Part 1 Introducing ML algorithms

 

Welcome to Machine Learning Algorithms in Depth. In the first part of the book, we will discuss different types of ML algorithms, motivate their implementation from first principles, and introduce two main camps of Bayesian inference: Markov chain Monte Carlo and variational inference.

In chapter 1, we’ll give reasons why we want to learn ML algorithms from scratch, introduce the subject of Bayesian inference and deep learning, and discuss algorithmic paradigms and data structures used in the software implementation of machine learning algorithms.

In chapter 2, we’ll introduce key Bayesian concepts and motivate MCMC via a series of examples, ranging from stock price estimation to Metropolis-Hastings sampling of multivariate Gaussian mixtures.

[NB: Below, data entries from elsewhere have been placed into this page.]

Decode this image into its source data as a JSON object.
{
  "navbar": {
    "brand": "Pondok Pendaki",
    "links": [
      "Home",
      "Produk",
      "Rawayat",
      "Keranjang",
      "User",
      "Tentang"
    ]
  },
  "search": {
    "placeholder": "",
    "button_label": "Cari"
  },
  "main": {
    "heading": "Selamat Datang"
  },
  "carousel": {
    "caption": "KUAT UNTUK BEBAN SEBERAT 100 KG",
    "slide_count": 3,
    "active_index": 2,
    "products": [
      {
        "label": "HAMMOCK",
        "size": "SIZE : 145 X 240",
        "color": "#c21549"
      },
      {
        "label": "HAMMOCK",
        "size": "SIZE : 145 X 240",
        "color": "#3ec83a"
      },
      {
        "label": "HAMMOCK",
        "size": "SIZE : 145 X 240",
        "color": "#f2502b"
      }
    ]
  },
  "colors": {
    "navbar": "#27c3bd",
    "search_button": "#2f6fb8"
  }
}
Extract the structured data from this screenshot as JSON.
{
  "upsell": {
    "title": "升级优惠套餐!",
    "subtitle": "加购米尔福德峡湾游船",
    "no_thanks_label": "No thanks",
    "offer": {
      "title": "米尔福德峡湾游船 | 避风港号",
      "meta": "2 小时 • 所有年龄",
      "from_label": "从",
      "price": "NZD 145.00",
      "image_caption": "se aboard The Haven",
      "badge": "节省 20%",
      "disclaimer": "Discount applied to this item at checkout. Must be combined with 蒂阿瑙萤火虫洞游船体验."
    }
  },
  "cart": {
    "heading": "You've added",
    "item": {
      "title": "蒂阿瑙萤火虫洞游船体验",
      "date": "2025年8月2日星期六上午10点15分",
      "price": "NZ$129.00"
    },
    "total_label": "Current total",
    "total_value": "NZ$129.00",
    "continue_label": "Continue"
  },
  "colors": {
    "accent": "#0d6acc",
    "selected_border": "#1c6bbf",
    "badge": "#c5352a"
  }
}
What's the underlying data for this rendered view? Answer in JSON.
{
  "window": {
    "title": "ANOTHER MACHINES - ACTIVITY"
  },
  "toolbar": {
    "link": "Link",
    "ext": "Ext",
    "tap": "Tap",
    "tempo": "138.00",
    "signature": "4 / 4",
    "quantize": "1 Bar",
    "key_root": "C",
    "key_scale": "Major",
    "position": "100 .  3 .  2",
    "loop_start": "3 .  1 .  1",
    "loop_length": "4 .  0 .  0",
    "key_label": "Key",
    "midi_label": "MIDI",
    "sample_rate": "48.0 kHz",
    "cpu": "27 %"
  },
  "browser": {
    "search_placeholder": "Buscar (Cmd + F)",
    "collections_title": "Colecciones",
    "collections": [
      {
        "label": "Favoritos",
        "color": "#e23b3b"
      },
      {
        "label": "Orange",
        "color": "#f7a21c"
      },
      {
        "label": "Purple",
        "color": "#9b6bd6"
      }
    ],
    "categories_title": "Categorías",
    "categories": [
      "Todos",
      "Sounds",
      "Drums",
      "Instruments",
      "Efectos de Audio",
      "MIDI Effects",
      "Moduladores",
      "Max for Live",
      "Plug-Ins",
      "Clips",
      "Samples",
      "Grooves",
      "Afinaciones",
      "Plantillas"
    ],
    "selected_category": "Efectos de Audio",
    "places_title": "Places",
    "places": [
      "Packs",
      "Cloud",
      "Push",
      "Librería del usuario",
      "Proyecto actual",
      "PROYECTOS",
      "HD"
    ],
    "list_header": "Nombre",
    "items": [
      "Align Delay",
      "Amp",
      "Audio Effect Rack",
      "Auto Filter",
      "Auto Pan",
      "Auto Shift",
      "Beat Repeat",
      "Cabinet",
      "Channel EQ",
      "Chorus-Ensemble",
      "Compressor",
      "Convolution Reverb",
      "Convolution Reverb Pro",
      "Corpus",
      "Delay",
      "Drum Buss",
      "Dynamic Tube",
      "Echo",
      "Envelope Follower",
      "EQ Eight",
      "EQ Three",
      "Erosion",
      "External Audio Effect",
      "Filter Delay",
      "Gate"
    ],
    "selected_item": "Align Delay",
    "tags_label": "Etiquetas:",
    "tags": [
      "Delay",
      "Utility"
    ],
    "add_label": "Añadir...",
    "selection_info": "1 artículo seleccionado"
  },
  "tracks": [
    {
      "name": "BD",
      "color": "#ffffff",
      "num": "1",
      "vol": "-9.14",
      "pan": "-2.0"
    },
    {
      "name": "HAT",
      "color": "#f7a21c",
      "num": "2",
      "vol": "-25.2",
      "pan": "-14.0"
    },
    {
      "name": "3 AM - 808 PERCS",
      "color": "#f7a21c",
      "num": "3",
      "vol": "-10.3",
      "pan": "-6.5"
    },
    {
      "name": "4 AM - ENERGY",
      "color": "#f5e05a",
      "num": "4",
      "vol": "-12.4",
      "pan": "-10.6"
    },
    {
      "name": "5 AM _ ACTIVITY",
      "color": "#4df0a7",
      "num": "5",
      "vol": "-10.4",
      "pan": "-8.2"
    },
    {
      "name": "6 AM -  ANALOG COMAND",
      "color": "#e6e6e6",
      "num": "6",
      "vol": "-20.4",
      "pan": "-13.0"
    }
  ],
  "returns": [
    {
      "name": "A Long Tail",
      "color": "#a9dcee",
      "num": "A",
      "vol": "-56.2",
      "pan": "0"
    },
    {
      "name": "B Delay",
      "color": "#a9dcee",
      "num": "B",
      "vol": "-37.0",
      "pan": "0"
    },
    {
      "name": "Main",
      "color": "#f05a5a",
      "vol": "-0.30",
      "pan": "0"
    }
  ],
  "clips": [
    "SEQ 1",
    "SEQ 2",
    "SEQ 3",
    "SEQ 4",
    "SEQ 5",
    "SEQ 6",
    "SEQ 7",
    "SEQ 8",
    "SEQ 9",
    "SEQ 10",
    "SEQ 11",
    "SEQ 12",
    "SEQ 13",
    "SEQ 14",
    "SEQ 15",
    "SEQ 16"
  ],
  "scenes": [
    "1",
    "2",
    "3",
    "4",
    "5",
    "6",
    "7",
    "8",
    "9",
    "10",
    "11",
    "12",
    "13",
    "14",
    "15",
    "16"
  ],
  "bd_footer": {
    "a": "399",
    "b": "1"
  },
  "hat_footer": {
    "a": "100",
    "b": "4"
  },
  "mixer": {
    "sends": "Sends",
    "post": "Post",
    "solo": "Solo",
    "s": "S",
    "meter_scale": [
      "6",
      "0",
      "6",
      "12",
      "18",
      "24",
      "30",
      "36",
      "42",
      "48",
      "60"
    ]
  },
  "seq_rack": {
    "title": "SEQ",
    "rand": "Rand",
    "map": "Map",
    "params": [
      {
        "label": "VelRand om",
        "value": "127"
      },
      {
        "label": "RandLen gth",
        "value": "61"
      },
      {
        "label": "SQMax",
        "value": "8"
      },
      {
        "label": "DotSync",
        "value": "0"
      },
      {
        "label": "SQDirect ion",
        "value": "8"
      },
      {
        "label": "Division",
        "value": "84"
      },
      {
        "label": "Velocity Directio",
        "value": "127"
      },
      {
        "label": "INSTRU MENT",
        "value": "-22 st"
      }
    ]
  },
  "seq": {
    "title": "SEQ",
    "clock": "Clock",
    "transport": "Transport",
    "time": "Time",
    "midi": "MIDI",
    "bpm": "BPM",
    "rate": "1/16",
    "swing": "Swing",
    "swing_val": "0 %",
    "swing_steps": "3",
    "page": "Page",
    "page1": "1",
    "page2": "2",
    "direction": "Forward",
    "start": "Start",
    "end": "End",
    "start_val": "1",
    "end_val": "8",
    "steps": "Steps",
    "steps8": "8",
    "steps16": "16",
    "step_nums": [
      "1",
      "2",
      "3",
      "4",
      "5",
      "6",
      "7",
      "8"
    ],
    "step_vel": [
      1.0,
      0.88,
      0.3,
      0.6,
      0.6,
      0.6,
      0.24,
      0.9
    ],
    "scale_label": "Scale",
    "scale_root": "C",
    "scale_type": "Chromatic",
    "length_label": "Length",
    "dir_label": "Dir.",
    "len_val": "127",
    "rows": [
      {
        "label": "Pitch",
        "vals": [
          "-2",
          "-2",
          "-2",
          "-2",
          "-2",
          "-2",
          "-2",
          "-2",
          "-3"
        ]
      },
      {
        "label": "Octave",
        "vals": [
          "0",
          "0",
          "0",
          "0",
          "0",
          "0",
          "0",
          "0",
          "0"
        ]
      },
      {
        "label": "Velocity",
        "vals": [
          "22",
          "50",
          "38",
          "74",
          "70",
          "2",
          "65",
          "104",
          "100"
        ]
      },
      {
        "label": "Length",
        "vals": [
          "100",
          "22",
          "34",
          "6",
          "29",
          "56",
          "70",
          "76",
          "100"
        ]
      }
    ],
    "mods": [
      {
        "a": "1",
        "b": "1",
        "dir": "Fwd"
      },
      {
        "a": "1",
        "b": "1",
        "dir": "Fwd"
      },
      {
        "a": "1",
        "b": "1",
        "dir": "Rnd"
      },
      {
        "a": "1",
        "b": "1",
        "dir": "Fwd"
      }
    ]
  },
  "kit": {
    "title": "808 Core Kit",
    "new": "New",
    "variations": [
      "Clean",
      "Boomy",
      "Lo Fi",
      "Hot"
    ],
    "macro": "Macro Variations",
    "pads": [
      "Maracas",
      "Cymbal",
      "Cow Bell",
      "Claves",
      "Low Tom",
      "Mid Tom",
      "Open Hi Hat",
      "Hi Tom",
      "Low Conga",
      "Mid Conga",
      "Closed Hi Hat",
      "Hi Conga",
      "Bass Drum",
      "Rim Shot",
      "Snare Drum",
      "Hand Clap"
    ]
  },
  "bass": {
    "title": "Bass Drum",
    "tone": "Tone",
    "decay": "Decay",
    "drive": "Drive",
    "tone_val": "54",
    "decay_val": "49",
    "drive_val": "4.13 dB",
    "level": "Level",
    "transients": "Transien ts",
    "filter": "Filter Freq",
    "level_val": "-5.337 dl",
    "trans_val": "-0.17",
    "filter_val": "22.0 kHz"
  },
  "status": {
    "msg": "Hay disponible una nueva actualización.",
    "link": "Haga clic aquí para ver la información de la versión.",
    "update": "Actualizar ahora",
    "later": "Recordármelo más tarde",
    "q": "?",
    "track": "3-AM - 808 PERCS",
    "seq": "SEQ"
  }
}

In chapter 3, we’ll focus on variational inference and, in particular, mean-field approximation applied to image denoising in the Ising model. We’ll learn to approximate the full posterior distribution using KL divergence and maximize the evidence lower bound.

In chapter 4, we’ll discuss linear, nonlinear, and probabilistic data structures as well as four algorithmic paradigms: complete search, greedy, divide and conquer, and dynamic programming. We’ll examine a few examples in each area and conclude with ML research in sampling methods and variational inference.